Mormons gather in April and October to hear words of faith and inspiration from church leaders. The proceedings pack the church's 21,000 seat conference center and are broadcast worldwide via satellite and the Internet in 85 languages.
In April, President Hinckley skipped presiding over the two-day event for the first time in his 11-year presidency, saying he was conserving his energy. But his diminished role at the podium and the remark that he was "in the sunset of my life," sparked speculation that his death may be imminent.
But by late spring President Hinckley, who also suffers from a mild form of diabetes, had appeared to resume his normal, busy schedule.
In June, President Hinckley marked his 96th birthday with the dedication of a building that will bear his name at the church-owned Brigham Young University in Provo. He's also dedicated construction sites for new church temples in Draper and Sacramento, Calif., and last weekend presided over a conference for church women and girls.
Overseeing the work of a large, complex 12.5-million member church is no easy job, President Hinckley said Sunday, adding that the responsibility and stress are great.
The 15th president of the church, President Hinckley said he couldn't know how much time he has left, but that he would continue to "give my best to the task at hand."
"I feel well. My health is reasonably good," he said. "But when it is time for a successor, the transition will be smooth."
Mormon church presidents serve for life. When the president dies, the church's First Presidency — the triumvirate of leaders at the top of the church is dissolved.
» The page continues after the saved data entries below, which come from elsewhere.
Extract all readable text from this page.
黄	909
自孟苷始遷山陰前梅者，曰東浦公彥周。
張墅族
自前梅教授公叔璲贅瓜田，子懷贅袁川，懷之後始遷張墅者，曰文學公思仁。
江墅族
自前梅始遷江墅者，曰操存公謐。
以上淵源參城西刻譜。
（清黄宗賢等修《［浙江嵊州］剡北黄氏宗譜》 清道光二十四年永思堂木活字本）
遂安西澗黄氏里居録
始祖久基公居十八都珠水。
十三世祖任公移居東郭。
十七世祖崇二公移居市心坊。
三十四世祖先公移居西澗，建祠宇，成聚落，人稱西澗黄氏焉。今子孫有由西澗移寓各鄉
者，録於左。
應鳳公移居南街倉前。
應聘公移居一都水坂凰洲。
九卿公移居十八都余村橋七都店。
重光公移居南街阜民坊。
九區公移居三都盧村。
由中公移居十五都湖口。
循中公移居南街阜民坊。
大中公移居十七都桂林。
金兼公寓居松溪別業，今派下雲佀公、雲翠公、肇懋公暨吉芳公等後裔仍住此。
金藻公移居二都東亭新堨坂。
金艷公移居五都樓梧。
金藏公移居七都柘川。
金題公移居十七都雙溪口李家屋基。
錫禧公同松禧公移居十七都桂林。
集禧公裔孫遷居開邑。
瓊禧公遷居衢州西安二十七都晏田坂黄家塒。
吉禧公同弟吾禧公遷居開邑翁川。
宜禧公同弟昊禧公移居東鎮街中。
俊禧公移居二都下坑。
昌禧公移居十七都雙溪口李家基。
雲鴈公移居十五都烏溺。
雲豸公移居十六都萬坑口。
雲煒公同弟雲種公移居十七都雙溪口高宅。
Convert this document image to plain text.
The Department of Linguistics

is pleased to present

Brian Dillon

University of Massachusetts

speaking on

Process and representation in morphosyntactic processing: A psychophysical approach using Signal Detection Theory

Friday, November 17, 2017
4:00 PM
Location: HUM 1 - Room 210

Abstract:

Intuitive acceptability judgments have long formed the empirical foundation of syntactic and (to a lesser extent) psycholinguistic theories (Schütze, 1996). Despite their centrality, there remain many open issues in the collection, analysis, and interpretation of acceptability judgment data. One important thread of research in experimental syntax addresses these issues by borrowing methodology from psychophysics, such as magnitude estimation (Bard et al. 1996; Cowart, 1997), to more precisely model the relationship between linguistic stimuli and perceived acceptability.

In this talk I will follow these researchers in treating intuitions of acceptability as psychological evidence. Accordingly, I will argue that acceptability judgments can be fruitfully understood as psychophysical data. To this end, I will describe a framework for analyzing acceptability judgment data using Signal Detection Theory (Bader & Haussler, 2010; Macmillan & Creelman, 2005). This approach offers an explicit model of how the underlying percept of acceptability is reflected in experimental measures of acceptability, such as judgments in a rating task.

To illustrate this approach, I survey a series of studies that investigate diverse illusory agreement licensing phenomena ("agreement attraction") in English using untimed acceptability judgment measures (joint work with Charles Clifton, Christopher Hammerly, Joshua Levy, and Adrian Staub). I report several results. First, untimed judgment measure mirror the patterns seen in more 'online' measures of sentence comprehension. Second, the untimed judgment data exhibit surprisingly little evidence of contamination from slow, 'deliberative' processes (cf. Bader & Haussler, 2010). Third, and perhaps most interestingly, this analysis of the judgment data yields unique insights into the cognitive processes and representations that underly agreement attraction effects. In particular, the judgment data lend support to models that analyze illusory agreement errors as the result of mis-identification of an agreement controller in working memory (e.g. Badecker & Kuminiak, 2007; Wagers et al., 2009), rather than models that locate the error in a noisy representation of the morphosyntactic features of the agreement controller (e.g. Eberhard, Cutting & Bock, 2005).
Management of the church is then assumed by the Quorum of the Twelve Apostles, the second tier of leadership, until a new president is appointed.
The succession of the next president is tied to the length of leadership service among members of the Quorum, who are all men. President Hinckley's current first counselor in the First Presidency, Thomas S. Monson, is in line to assume the role of president.
President Monson, 79, first became a member of the Quorum in 1963. In addition to serving as a counselor to President Hinckley, President Monson also served alongside two other church presidents.